O dogma da Teologia da Intolerância é a violência, cujas principais vítimas são os seguidores de religiões afro-brasileiras. Segundo a Secretaria de Assistência Social do Rio de Janeiro, entre julho de 2012 e dezembro de 2014, houve 948 denúncias de atos de violência e 71% dos atingidos eram da umbanda e do candomblé.

Não é só um ataque à dignidade humana, mas também ameaça à democracia e ao Estado laico. É uma estratégia de poder de grupos religioso-empresariais, que, ligados a igrejas neopentecostais, transformaram a fé em lucro e capital político. São grupos que não representam o conjunto dos protestantes.

Eles se organizam por meio do controle de estações de rádio e TV –bens públicos– e da articulação com os Poderes Legislativos, principalmente com o Congresso, sob o comando de Eduardo Cunha.

A denúncia da Procuradoria-Geral da República enviada ao STF mostrou a relação clandestina entre os poderes políticos e os religiosos. Cunha teria recebido por meio de uma igreja da Assembleia de Deus R$ 250 mil como propina do esquema da Petrobras.

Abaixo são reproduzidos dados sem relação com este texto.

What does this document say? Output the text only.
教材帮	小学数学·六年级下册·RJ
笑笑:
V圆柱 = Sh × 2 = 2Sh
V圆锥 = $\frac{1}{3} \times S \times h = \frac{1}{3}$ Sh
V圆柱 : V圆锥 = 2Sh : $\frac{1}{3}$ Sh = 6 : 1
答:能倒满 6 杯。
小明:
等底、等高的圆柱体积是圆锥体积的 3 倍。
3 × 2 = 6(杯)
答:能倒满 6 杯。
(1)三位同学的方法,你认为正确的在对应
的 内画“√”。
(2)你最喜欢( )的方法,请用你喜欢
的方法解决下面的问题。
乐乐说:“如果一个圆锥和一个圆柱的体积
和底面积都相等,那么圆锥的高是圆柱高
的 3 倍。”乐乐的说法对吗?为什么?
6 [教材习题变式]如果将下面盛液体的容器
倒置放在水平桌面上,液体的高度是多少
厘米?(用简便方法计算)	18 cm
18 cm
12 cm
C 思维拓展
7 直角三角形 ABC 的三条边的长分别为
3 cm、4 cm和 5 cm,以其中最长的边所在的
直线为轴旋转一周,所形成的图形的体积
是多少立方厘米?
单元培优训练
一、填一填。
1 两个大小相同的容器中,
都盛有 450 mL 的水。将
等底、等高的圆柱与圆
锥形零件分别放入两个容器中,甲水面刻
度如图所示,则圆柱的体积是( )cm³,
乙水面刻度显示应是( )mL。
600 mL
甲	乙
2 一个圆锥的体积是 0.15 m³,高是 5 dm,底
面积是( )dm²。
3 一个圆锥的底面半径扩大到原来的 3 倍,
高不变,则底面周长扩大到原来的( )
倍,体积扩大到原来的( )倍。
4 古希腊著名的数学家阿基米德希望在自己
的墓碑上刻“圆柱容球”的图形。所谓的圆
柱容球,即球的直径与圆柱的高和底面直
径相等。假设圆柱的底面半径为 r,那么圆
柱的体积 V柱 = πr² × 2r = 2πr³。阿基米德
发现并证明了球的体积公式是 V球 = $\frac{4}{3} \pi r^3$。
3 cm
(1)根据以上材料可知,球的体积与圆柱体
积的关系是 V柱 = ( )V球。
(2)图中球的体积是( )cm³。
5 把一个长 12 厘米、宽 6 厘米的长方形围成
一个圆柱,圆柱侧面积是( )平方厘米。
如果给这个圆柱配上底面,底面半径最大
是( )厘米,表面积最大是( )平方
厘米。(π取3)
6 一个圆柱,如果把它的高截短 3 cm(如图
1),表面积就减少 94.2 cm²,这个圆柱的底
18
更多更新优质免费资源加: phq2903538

Na Assembleia Legislativa do Rio, a apoteose do obscurantismo foi o AI-5 religioso. O projeto, do deputado evangélico Fábio Silva (PMDB), prevê a censura, com multa de até R$ 270 mil, a manifestações políticas e culturais que satirizem religiões. A PM poderia interromper peça de teatro ou bloco de Carnaval, por exemplo. O absurdo saiu da pauta.

O teólogo Leonardo Boff me falou uma vez sobre as diferenças entre caridade e solidariedade. A caridade é uma relação vertical entre desiguais, movida pela pena. Já a solidariedade é fruto do sentimento de igualdade e empatia. Esta é a essência do cristianismo.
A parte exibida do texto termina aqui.